Clearly, from a developer perspective, moving users to the more modern OS is critically important. But there's another key factor in play as well: security. All of those Windows XP users still out there, the die hards who won't upgrade, are at incredible risk. Those of us using Windows 7 gained some security advantages over XP, but each successive Windows release incorporates the security learnings that Microsoft has worked hard to develop.

There's a hacking war out there and given that Microsoft still is the market share leader in desktop OS, it's heavily targeted by hackers. But the more modern OS implementations are much more secure, so it's very much in both the users' interest and in Microsoft's to get users moved to the more modern environments.

Is there a market for upgrades?

All of this brings us back to Ed's question, What happens to those free Windows 10 upgrades after July 29, 2016? His contention is that -- one way or another -- free upgrades will continue. That might be free upgrades to Windows 10, or free upgrades to a dot-release successor. I agree with his assessment.

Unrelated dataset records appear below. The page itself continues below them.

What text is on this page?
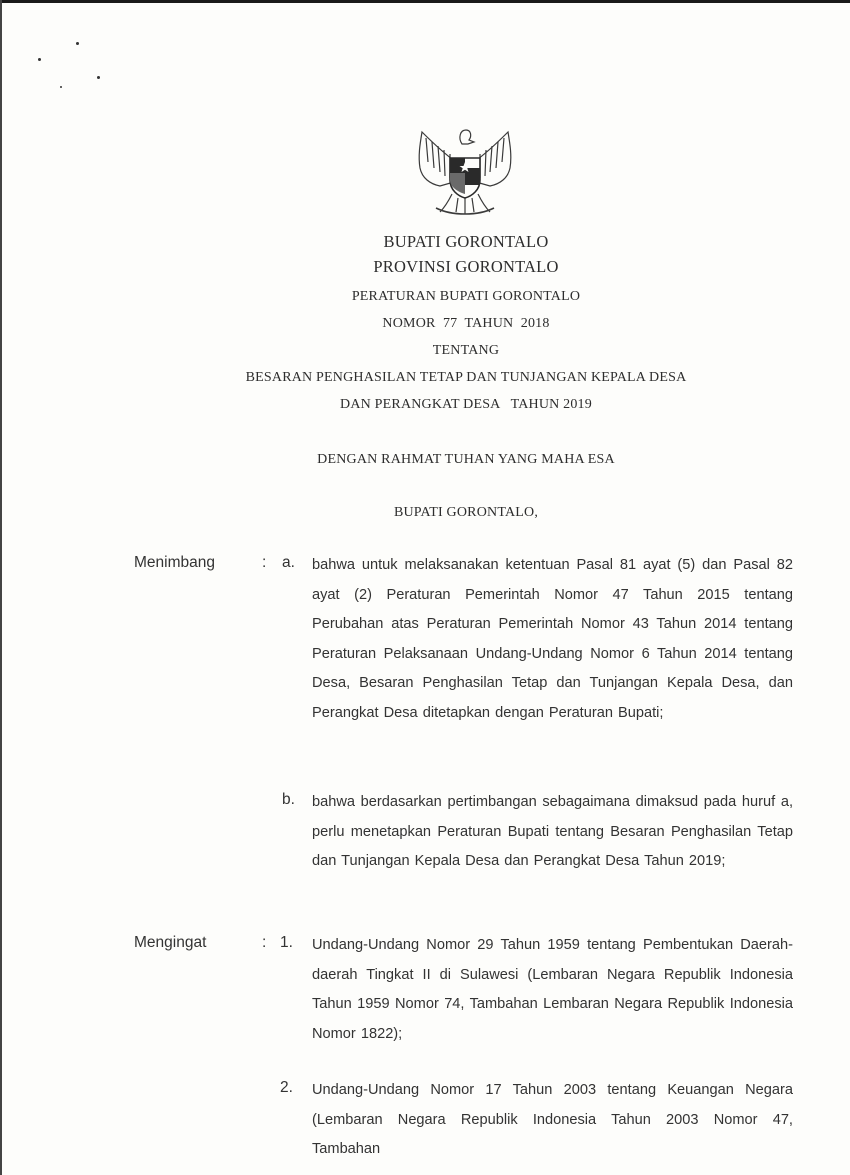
BUPATI GORONTALO
PROVINSI GORONTALO
PERATURAN BUPATI GORONTALO
NOMOR  77  TAHUN  2018
TENTANG
BESARAN PENGHASILAN TETAP DAN TUNJANGAN KEPALA DESA
DAN PERANGKAT DESA   TAHUN 2019
DENGAN RAHMAT TUHAN YANG MAHA ESA
BUPATI GORONTALO,
Menimbang	: a. bahwa untuk melaksanakan ketentuan Pasal 81 ayat (5) dan Pasal 82 ayat (2) Peraturan Pemerintah Nomor 47 Tahun 2015 tentang Perubahan atas Peraturan Pemerintah Nomor 43 Tahun 2014 tentang Peraturan Pelaksanaan Undang-Undang Nomor 6 Tahun 2014 tentang Desa, Besaran Penghasilan Tetap dan Tunjangan Kepala Desa, dan Perangkat Desa ditetapkan dengan Peraturan Bupati;
b. bahwa berdasarkan pertimbangan sebagaimana dimaksud pada huruf a, perlu menetapkan Peraturan Bupati tentang Besaran Penghasilan Tetap dan Tunjangan Kepala Desa dan Perangkat Desa Tahun 2019;
Mengingat	: 1. Undang-Undang Nomor 29 Tahun 1959 tentang Pembentukan Daerah-daerah Tingkat II di Sulawesi (Lembaran Negara Republik Indonesia Tahun 1959 Nomor 74, Tambahan Lembaran Negara Republik Indonesia Nomor 1822);
2. Undang-Undang Nomor 17 Tahun 2003 tentang Keuangan Negara (Lembaran Negara Republik Indonesia Tahun 2003 Nomor 47, Tambahan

This, of course, differs when you're talking about enterprise licensing. Microsoft offers many different options that range from volume licensing to licensing to IoT devices, to VSA and Software Assurance licensing. You can read Microsoft's volume licensing guidelines here. The thing to keep in mind about enterprise licensing is that it always includes an additional layer of client service and support that large volume customers are often willing to pay for.

There is no longer a market for paid-for upgrades for an OS. In fact, not only is there no longer a market, it's actually bad business for the OS vendors to increase the upgrade friction by charging for upgrades. It's far more advantageous for Microsoft to be competitive with the other OSs, which offer free upgrades, to have a predictable, homogeneous platform for developers, and be able to roll out the latest security innovations as broadly as possible.

The revenue Microsoft will realize from having a stable, secure platform in as many users' hands as possible vastly exceeds any losses they might incur from not selling some incremental OS upgrades.

That's not to say Microsoft won't make a stupid or boneheaded decision. Lord knows, they've done that often enough. But strategically, it's certainly not in the company's best interest to charge for Windows 10 upgrades. And, fortunately, we've seen Microsoft tend towards smart decision-making of late.

Expect to see all OS upgrades remain free. It's now what needs to be done to ensure developer loyalty along with stability and security.